The peak regulated rate last winter was 4.184/GJ. The average of Dec 2014 - Feb 2015 was 3.33/GJ.

Most floating plans then add 0.90/GJ to the floating rate, so the rate you would have paid last Winter is 4.23/GJ. Natural gas prices this year have been trending lower. 
Most fixed rate plans right now are 4.99/GJ, which is 18% higher than last year's winter average. I believe last year at this time, fixed rates were 5.99/GJ, which would have been 40% more expensive than the floating rate.

Depending on which retailer you deal with, admin costs are the whether you're on the floating or the fixed rate.

Without doing too much further analysis, I'm sticking with floating.


----------



## crr243 (Nov 2, 2015)

Here are historic rates for gas: http://www.atcogas.com/Rates/Documents/South-Low-Use-Jan-2006-to-Current-Rates.pdf

There are only a couple months of the year where I would have benefited from being on the fixed rate, but some of those are staggering (ex: March, 2014 when rates were over 9.00/GJ).
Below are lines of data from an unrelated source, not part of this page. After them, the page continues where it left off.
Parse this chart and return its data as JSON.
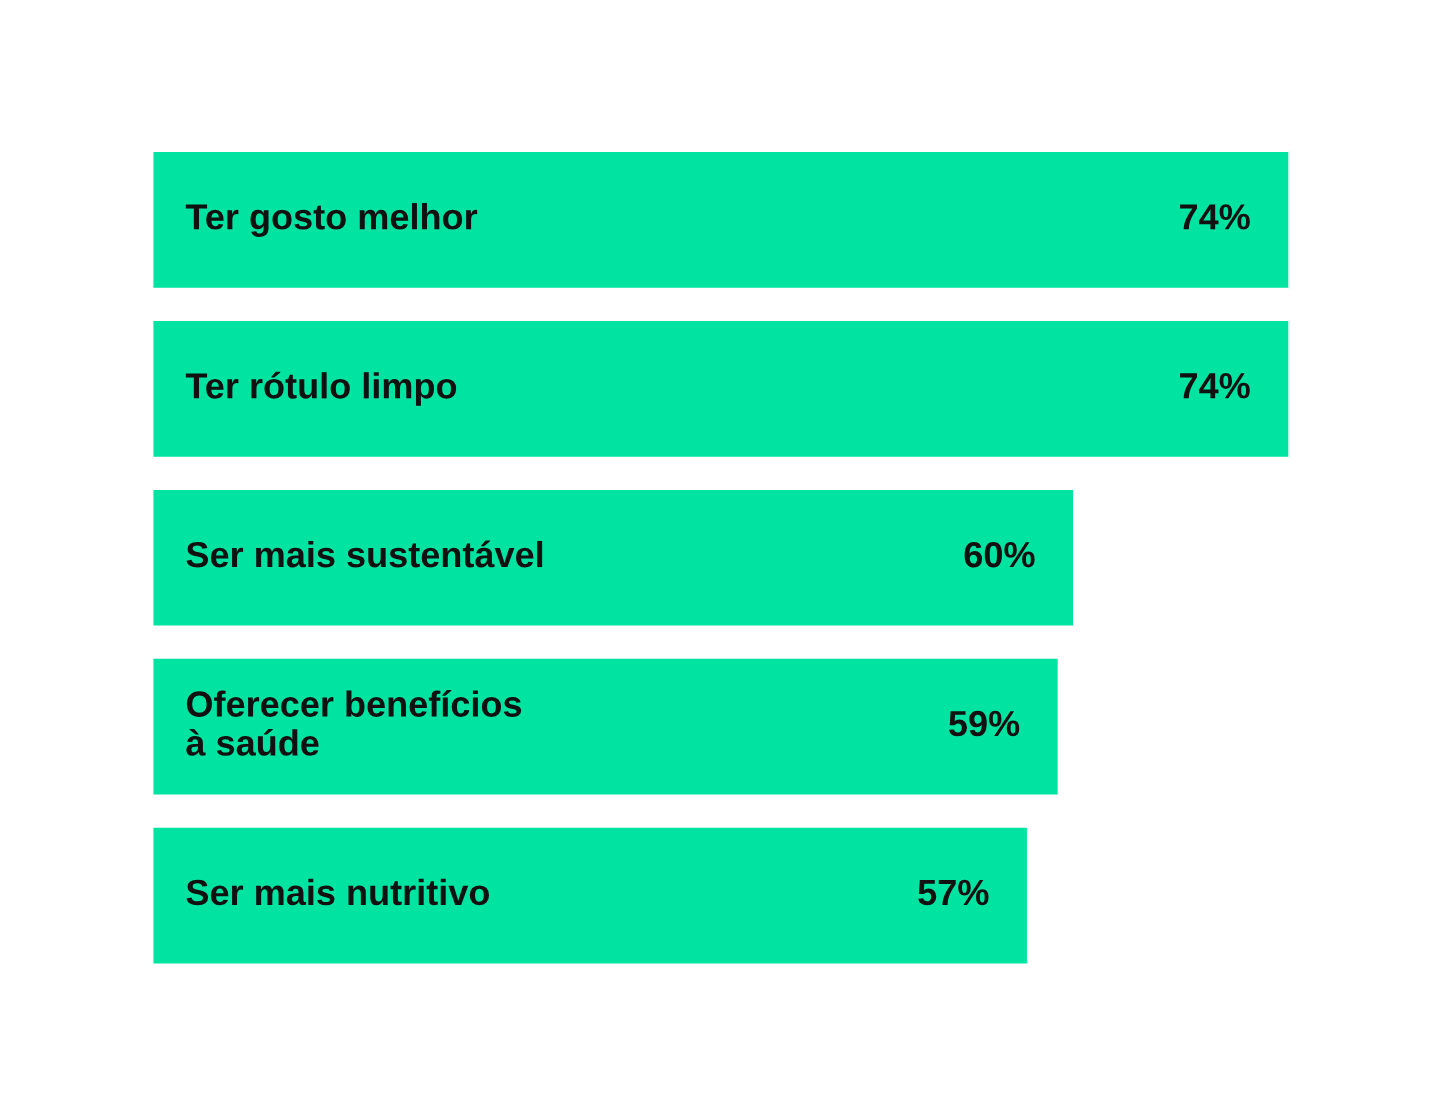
{
  "chart_data": {
    "type": "bar",
    "orientation": "horizontal",
    "categories": [
      "Ter gosto melhor",
      "Ter rótulo limpo",
      "Ser mais sustentável",
      "Oferecer benefícios\nà saúde",
      "Ser mais nutritivo"
    ],
    "values": [
      74,
      74,
      60,
      59,
      57
    ],
    "value_labels": [
      "74%",
      "74%",
      "60%",
      "59%",
      "57%"
    ],
    "color": "#00e3a1"
  }
}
Given that ENMAX has dropped their fixed rates (6.99/kWh and 4.99/GJ), I may have to put more analysis into this!


----------



## Mike1 (Jul 22, 2015)

Hi,
Thank you so much. So I think floating is good. Also, is direct energy good if I am bundling electricity and gas? Admin cost for electricity and gas through enmax is around $14 and through direct energy it is around $9

Thank you


----------



## crr243 (Nov 2, 2015)

Mike1 said:


> Hi,
> Thank you so much. So I think floating is good. Also, is direct energy good if I am bundling electricity and gas? Admin cost for electricity and gas through enmax is around $14 and through direct energy it is around $9
> 
> Thank you


You have 2 posts on the same topic. I answered this in your other post.


----------